Bolha da IA = versão 2008: o “ganha 1 milhão dormindo” do Bitcoin

O homem que mais entende de “derramar dinheiro” no cripto, Maelstrom cofundador Arthur Hayes, publicou mais um texto longo. Desta vez, ele não faz recomendações de compra/venda; vira professor de história. O título é “Situationship”. A ideia central pode ser resumida em uma frase: o ciclo de infraestrutura de IA é uma crise de crédito no estilo 2008, não uma bolha de internet no estilo 2000. Traduzindo para o português claro — todo mundo acha que está investindo em tecnologia, mas, na verdade, está emprestando dinheiro.

A linha de raciocínio dele é esta: aquelas empresas de computação em escala gigantesca que vivem tomando empréstimos para construir data centers, empilhando chips nas salas. Só que chips ficam cada vez menos valiosos a cada ano, com depreciação absurda. As instituições financeiras que emprestam acham que estão bancando a “tecnologia do futuro”, mas, na visão do Hayes, esses ativos por baixo dos data centers não são muito diferentes de imóveis — imóveis envelhecem, chips ficam ultrapassados, e o dinheiro emprestado tem que ser pago de volta, uma hora ou outra.

O verdadeiro estopim, ele calcula, seria entre o fim de 2027 e o de 2028: quando as gigantes começarem a frear a taxa de crescimento de gastos de capital (capex) anunciada por elas, o crédito ainda continuaria fluindo — como em 2007, antes do colapso das hipotecas subprime, quando ainda entrava dinheiro sem parar no mercado imobiliário. Até que a dívida de IA mais fraca explode primeiro, e puxa junto toda a cadeia mais alavancada. E atenção: ele não está dizendo que a IA não serve; ele está dizendo que estão precificando essa “coisa” como ação de tecnologia, mas por dentro a lógica é dívida de imóveis.

Aí vem a parte mais importante: ele aposta que, no dia em que o “colapso de verdade” acontecer, os bancos centrais vão intervir para garantir tudo “em nome da segurança nacional”, imprimindo dinheiro num volume que supera 2008. Essa enchente sem precedentes — maior até do que 2008 — é o combustível do foguete do Bitcoin: empurra diretamente na direção de 1 milhão de dólares. No curto prazo, ele também não está pessimista: essa onda recente de venda forçada em IA e a sequência de falências por alavancagem na Coreia, para ele, não passa de um “buraco” dentro de um mercado em alta. Você salta por cima e continua andando.

Se formos bem sinceros, esse roteiro no mundo das moedas é velho conhecido. Em toda quebra, sempre tem alguém dizendo “desta vez é diferente”. O ponto do Hayes é o oposto: não, toda vez é igual — o desfecho da bolha de crédito é sempre “encher de liquidez”. E o destino final da liquidez, na história, sempre foi um ativo como o Bitcoin, que “não confia em nenhum banco central”. Em 2008, as pessoas compraram no fundo imóveis; nesta rodada, ele aposta em ouro digital.

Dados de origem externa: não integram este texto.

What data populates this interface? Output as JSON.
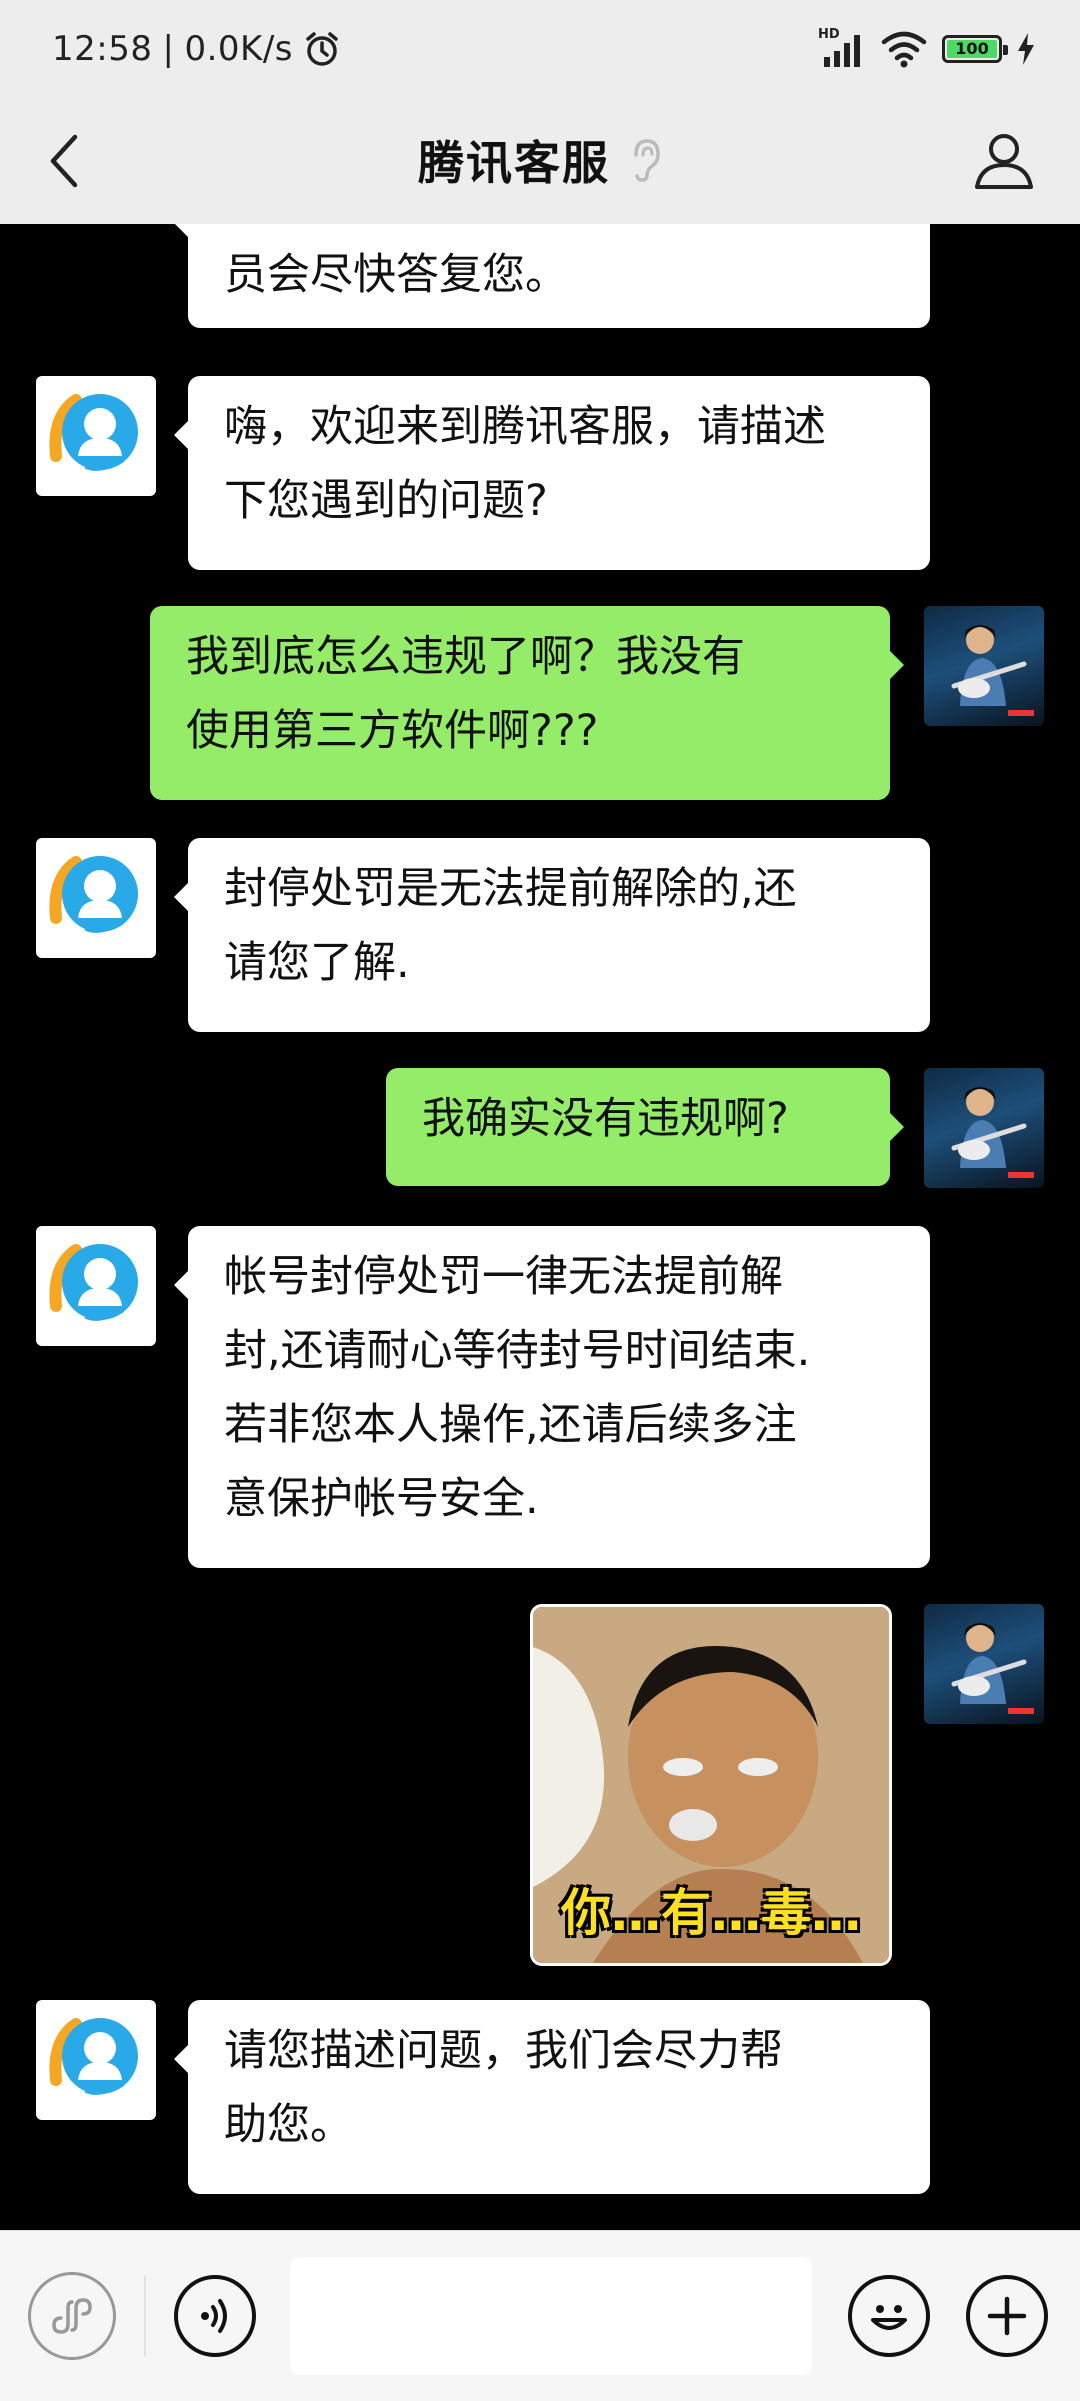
{
  "status_bar": {
    "time": "12:58",
    "speed": "0.0K/s",
    "battery": "100",
    "network_label": "HD"
  },
  "header": {
    "title": "腾讯客服",
    "icons": {
      "back": "chevron-left-icon",
      "ear": "ear-icon",
      "profile": "person-icon"
    }
  },
  "messages": [
    {
      "side": "left",
      "lines": [
        "员会尽快答复您。"
      ]
    },
    {
      "side": "left",
      "lines": [
        "嗨，欢迎来到腾讯客服，请描述",
        "下您遇到的问题?"
      ]
    },
    {
      "side": "right",
      "lines": [
        "我到底怎么违规了啊？我没有",
        "使用第三方软件啊???"
      ]
    },
    {
      "side": "left",
      "lines": [
        "封停处罚是无法提前解除的,还",
        "请您了解."
      ]
    },
    {
      "side": "right",
      "lines": [
        "我确实没有违规啊?"
      ]
    },
    {
      "side": "left",
      "lines": [
        "帐号封停处罚一律无法提前解",
        "封,还请耐心等待封号时间结束.",
        "若非您本人操作,还请后续多注",
        "意保护帐号安全."
      ]
    },
    {
      "side": "right",
      "type": "sticker",
      "caption": "你…有…毒…"
    },
    {
      "side": "left",
      "lines": [
        "请您描述问题，我们会尽力帮",
        "助您。"
      ]
    }
  ],
  "input_bar": {
    "text_value": "",
    "icons": [
      "mini-program-icon",
      "voice-icon",
      "emoji-icon",
      "plus-icon"
    ]
  },
  "colors": {
    "chat_background": "#000000",
    "incoming_bubble": "#ffffff",
    "outgoing_bubble": "#95ec69",
    "bar_background": "#ededed"
  }
}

Fecha o ciclo.

Mas eu também preciso jogar uma pá de água fria: se a IA realmente desabar, a primeira onda de liquidações vai atingir os ativos de risco do mesmo jeito — e o Bitcoin provavelmente salta junto, pelo menos primeiro, para cair antes de conseguir se recuperar. A peça de 2020 — “primeiro desarma/funde, depois decola” — muito provavelmente vai se repetir, praticamente igual. A diferença é só esta: você tem coragem de comprar enquanto os outros estão no meio do próprio mar de sangue?

Então vai a pergunta: quando chegar esse dia, você vai entrar para pegar pechinchas no meio do sangue, ou vai esperar decolar e correr atrás depois, comprando no alto? Comenta no campo abaixo qual é o seu roteiro e, de quebra, chuta: esta é uma profecia do Hayes ou só conversa de boca grande.